Success and Opposition
Expressed public opinion, initially lukewarm, grew hostile as the movement developed and shopkeepers, butter-buyers and sections of the press led a campaign of virulent opposition. Co-operatives and Plunkett were denounced as ruining the dairy industry. But the movement caught hold and with his colleague George William Russell (AE), Plunkett made a good working team, writing widely on economic and cultural development and the role of labour. As early as 1894, when his campaign reached a stage too big to be directed by a few individuals, Plunkett founded the Irish Agricultural Organisation Society (IAOS), which rapidly became the powerhouse of co-operation, with 33 affiliated dairy co-operative societies and co-operative banks, introducing co-operation among Irish farmers by proving the benefits obtainable through more economical and efficient management, publishing the following year its journal The Irish Homestead, to disperse information on farming generally. Four years later there were 243 affiliated societies. Within a decade 800 societies were in existence, with a trade turnover of three million pounds sterling.

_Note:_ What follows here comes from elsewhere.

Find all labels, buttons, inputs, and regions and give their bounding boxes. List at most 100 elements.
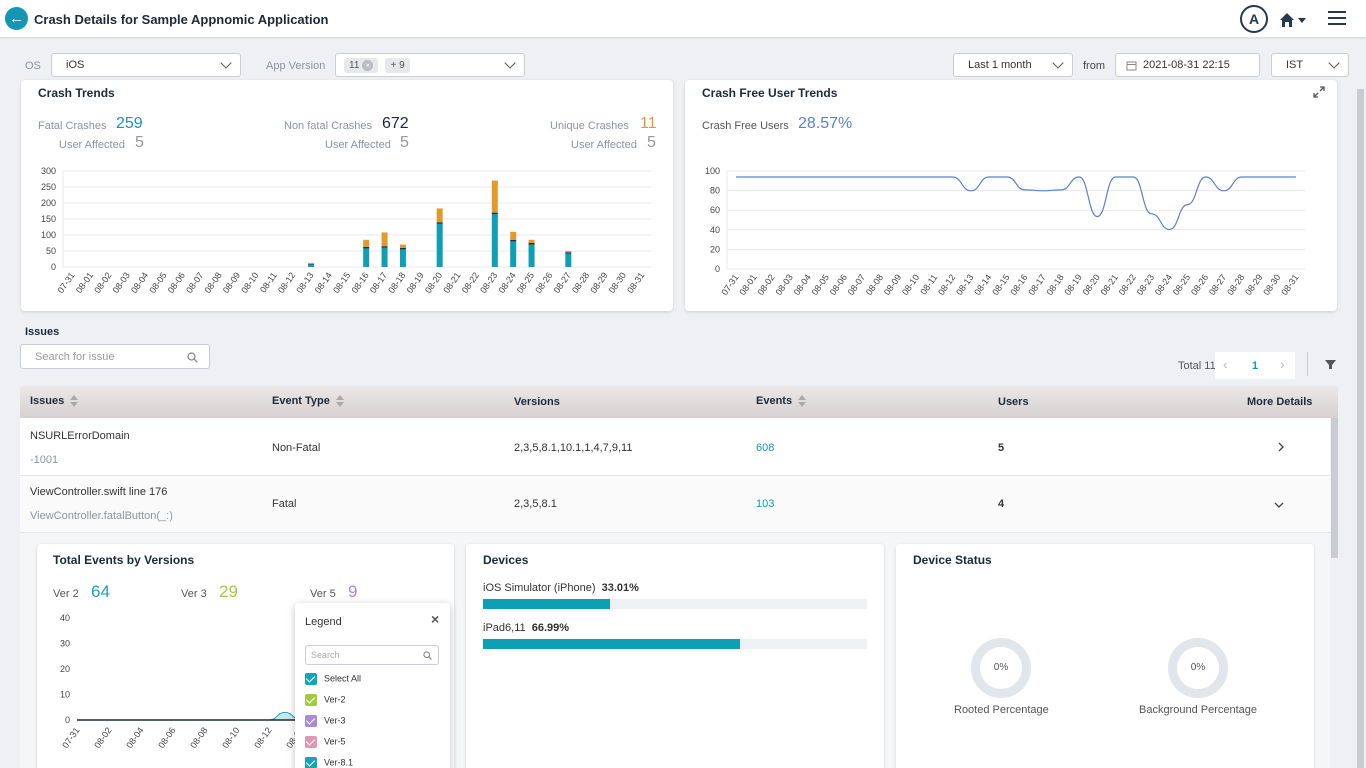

Plunkett’s task was frustrating. He was a pioneer of the concept of systematic rural development, who, in spite of his role in Irish affairs being often overlooked, influenced many international reformers, and can be credited as one of the few who had a long-term vision for the development of rural Ireland. He was apt to remind audiences that even if full peasant proprietorship was achieved and Home Rule implemented, rural underdevelopment would still have to be faced. But class conflict between farmers and shopkeepers intervened to frustrate much of what he aimed to do.